Mountbatten won... That said, the volunteers for the Servicing Commandos did have some interesting and less-than-stereotypical-for-the-RAF training at Inveraray, so they weren't just given the name 'commando' as some sort of RAF-driven bid to have commandos, but who had no commando training whatsoever, as some commentators (rather oddly) have apparently suggested every now and then (I say 'apparently', since I can't point to any examples, but have heard a non-SCU veteran [he trained them...] lament the fact that this view appeared to be in circulation)
 
#75
....
You earned it, you can wear it.

I tend to agree.

I lost some of the stuff I earned, so I tried to find them again. It wasn't difficult.

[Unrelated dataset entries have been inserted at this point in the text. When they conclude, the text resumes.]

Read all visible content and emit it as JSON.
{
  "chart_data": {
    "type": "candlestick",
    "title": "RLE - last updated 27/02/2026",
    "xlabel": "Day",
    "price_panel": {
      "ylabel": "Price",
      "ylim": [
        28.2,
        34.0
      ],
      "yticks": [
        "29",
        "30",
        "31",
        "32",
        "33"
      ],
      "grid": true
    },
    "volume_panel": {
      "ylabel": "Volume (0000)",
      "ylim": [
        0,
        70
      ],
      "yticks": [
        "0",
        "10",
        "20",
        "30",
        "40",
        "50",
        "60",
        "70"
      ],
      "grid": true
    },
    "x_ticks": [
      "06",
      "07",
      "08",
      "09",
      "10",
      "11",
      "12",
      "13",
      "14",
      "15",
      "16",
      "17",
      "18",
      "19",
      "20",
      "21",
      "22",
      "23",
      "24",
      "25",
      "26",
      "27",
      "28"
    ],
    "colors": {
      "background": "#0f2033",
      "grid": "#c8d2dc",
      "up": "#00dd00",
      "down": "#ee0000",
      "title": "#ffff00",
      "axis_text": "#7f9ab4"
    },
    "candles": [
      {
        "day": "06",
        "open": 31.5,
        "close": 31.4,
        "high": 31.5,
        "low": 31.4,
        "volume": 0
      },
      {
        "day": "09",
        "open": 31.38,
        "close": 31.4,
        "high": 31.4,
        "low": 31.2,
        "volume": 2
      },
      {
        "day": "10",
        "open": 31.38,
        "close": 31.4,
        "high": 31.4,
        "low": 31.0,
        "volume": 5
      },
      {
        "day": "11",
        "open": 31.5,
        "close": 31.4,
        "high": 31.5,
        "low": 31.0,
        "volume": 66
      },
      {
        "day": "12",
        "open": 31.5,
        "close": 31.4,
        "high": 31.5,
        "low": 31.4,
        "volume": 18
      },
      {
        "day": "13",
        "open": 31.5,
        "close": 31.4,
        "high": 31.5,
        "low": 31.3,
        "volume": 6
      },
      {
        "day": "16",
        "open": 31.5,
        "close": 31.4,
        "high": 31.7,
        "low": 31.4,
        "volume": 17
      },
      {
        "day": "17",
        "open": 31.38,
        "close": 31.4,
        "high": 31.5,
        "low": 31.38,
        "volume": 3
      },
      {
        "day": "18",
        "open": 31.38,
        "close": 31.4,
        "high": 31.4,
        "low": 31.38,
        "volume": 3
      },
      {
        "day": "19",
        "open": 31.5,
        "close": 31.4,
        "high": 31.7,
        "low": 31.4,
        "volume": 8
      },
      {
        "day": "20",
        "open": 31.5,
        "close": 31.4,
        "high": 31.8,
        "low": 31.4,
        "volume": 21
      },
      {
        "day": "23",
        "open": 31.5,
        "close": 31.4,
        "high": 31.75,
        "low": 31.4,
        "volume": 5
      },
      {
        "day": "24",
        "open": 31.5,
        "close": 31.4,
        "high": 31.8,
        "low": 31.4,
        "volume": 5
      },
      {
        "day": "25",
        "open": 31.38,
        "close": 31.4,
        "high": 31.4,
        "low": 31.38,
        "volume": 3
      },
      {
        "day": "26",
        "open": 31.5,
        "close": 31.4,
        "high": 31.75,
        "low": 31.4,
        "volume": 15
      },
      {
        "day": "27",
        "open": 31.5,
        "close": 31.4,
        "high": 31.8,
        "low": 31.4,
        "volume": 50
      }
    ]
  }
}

Vintage Scout Proficiency series C Badge - Master at Arms (JJJ) • £1.00

VINTAGE 1970's BOY SCOUTS UNIFORM WITH BADGES PATCHES, BERET NECKERCHIEF SHORTS • £9.99

VINTAGE 1970s CUB SCOUT JUMPER, BERET, CAP & SCARF ETC | #245235379



Just in case anyone thinks I'm walting, here is a photo of me 'back in the day':






Hard paper round!
 
#79
View attachment 388093
They were servicing commando apparently, but that just opens up another Pandora’s box....
Further to @Archimedes archive of RAF kniwledge.
Think there's a reference to them in one of Christopher Shores excellent 2nd RAF series.
They weren't Achnacarry, Green beretted, Commando trained personnel but they conducted some infantry training, SAA and wore Army khaki. The various air commandoes could ostensibly take themselves to a potentially hostile area and establish an airfield.
A lot of 2nd TAF close support aircrew also took to wearing Army khaki in the Normandy campaign to aid distinction.

PS @Solo Dave - Not sure why the disagree - I recalled a statement made by a colleague who wasn't allowed to wear his dolphins whilst in RAF Regt. Think he wore them on his Army No2s though.